Posted by Steph on April 19, 2001, at 13:49:48
I have been on Effexor for 4 days for chronic fatigue and pain. Over the past year I have been tested for autoimmune diseases, Lymes disease, etc. With nothing showing up, my neurologist decided to put me on Effexor. He did this to help me get rid of the fatigue and muscle/joint pain. I have had the usual side effects of fatigue, dry mouth, and decreased appetite. I am not sure if this is the drug for me. I don't feel like I am a depressed person. I'm generally very happy with my life and occassionally get stressed out, but I don't feel it is anything unusual. I have little knowledge about depression or anxiety. Is it possible to be depressed or anxious without really realizing it? Is this the right medication for me? The more I read about it, the more I question its usefullness for me. Any thoughts about this or similar experiences would be helpful.
Steph
Posted by willow on April 20, 2001, at 21:43:01
In reply to Effexor for chronic fatigue pain, posted by Steph on April 19, 2001, at 13:49:48
Steph
I was diagnosed with CFS four years ago after a sudden onset a year previous. I've been through the same diagnosis chase as yourself. Meanwhile reading a book authored by a Canadian doctor I came across what I refer to the psychological aspect of this illness. I had then requested to be referred to a psychologist which my then doctor said wouldn't help. I started seeing one anyway. The stange thing is within two years I ended up changing family doctors resulting in better care for myself and thus substantial improvement in my symptoms. I had been seeing the psychologist for about three years before I was prescribed effexor and find that it has done wonders for me. I know for myself it wouldn't have worked without the counselling.

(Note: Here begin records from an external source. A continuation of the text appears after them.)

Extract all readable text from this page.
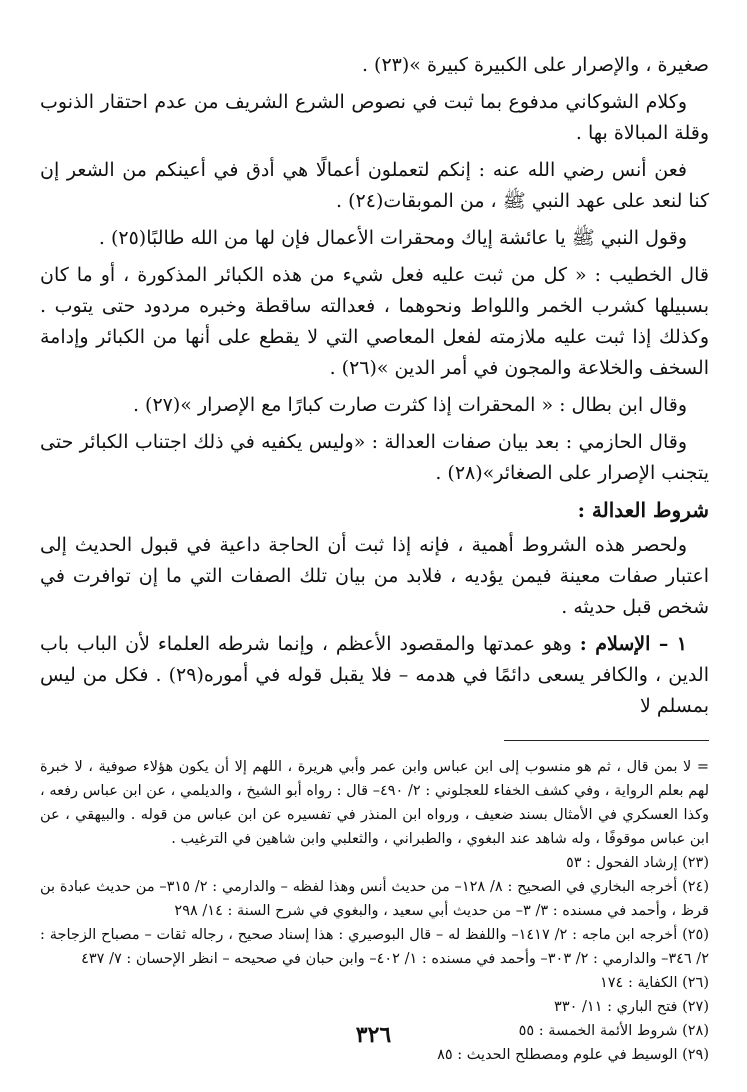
صغيرة ، والإصرار على الكبيرة كبيرة »(٢٣) .

وكلام الشوكاني مدفوع بما ثبت في نصوص الشرع الشريف من عدم احتقار الذنوب وقلة المبالاة بها .

فعن أنس رضي الله عنه : إنكم لتعملون أعمالًا هي أدق في أعينكم من الشعر إن كنا لنعد على عهد النبي ﷺ ، من الموبقات(٢٤) .

وقول النبي ﷺ يا عائشة إياك ومحقرات الأعمال فإن لها من الله طالبًا(٢٥) .

قال الخطيب : « كل من ثبت عليه فعل شيء من هذه الكبائر المذكورة ، أو ما كان بسبيلها كشرب الخمر واللواط ونحوهما ، فعدالته ساقطة وخبره مردود حتى يتوب . وكذلك إذا ثبت عليه ملازمته لفعل المعاصي التي لا يقطع على أنها من الكبائر وإدامة السخف والخلاعة والمجون في أمر الدين »(٢٦) .

وقال ابن بطال : « المحقرات إذا كثرت صارت كبارًا مع الإصرار »(٢٧) .

وقال الحازمي : بعد بيان صفات العدالة : «وليس يكفيه في ذلك اجتناب الكبائر حتى يتجنب الإصرار على الصغائر»(٢٨) .

شروط العدالة :

ولحصر هذه الشروط أهمية ، فإنه إذا ثبت أن الحاجة داعية في قبول الحديث إلى اعتبار صفات معينة فيمن يؤديه ، فلابد من بيان تلك الصفات التي ما إن توافرت في شخص قبل حديثه .

١ – الإسلام : وهو عمدتها والمقصود الأعظم ، وإنما شرطه العلماء لأن الباب باب الدين ، والكافر يسعى دائمًا في هدمه – فلا يقبل قوله في أموره(٢٩) . فكل من ليس بمسلم لا

= لا بمن قال ، ثم هو منسوب إلى ابن عباس وابن عمر وأبي هريرة ، اللهم إلا أن يكون هؤلاء صوفية ، لا خبرة لهم بعلم الرواية ، وفي كشف الخفاء للعجلوني : ٢/ ٤٩٠– قال : رواه أبو الشيخ ، والديلمي ، عن ابن عباس رفعه ، وكذا العسكري في الأمثال بسند ضعيف ، ورواه ابن المنذر في تفسيره عن ابن عباس من قوله . والبيهقي ، عن ابن عباس موقوفًا ، وله شاهد عند البغوي ، والطبراني ، والثعلبي وابن شاهين في الترغيب .

(٢٣) إرشاد الفحول : ٥٣

(٢٤) أخرجه البخاري في الصحيح : ٨/ ١٢٨– من حديث أنس وهذا لفظه – والدارمي : ٢/ ٣١٥– من حديث عبادة بن قرظ ، وأحمد في مسنده : ٣/ ٣– من حديث أبي سعيد ، والبغوي في شرح السنة : ١٤/ ٢٩٨

(٢٥) أخرجه ابن ماجه : ٢/ ١٤١٧– واللفظ له – قال البوصيري : هذا إسناد صحيح ، رجاله ثقات – مصباح الزجاجة : ٢/ ٣٤٦– والدارمي : ٢/ ٣٠٣– وأحمد في مسنده : ١/ ٤٠٢– وابن حبان في صحيحه – انظر الإحسان : ٧/ ٤٣٧

(٢٦) الكفاية : ١٧٤

(٢٧) فتح الباري : ١١/ ٣٣٠

(٢٨) شروط الأئمة الخمسة : ٥٥

(٢٩) الوسيط في علوم ومصطلح الحديث : ٨٥

٣٢٦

Like yourself when I initially had psychological testing I scored below average on anxiety, though now I realize that I probably have had "generalized anxiety disorder." If you look up the symptoms of it they match the CFS. I'm not saying that the whole basis of the disorder is psychological but it does affect our well-being. It is very hard to draw a line to say where the psychological and physical separate especially with these syndromes.
BEST WISHES
Willow
Posted by sandhi on April 24, 2001, at 17:43:09
In reply to Re: Effexor for chronic fatigue pain, posted by willow on April 20, 2001, at 21:43:01
> Steph
>
> I was diagnosed with CFS four years ago after a sudden onset a year previous. I've been through the same diagnosis chase as yourself. Meanwhile reading a book authored by a Canadian doctor I came across what I refer to the psychological aspect of this illness. I had then requested to be referred to a psychologist which my then doctor said wouldn't help. I started seeing one anyway. The stange thing is within two years I ended up changing family doctors resulting in better care for myself and thus substantial improvement in my symptoms. I had been seeing the psychologist for about three years before I was prescribed effexor and find that it has done wonders for me. I know for myself it wouldn't have worked without the counselling.
>
> Like yourself when I initially had psychological testing I scored below average on anxiety, though now I realize that I probably have had "generalized anxiety disorder." If you look up the symptoms of it they match the CFS. I'm not saying that the whole basis of the disorder is psychological but it does affect our well-being. It is very hard to draw a line to say where the psychological and physical separate especially with these syndromes.
>
> BEST WISHES
> WillowYour symptons are exactly what I have been going through and after years of searching found out I have Hepatitis C. Have you been checked for that?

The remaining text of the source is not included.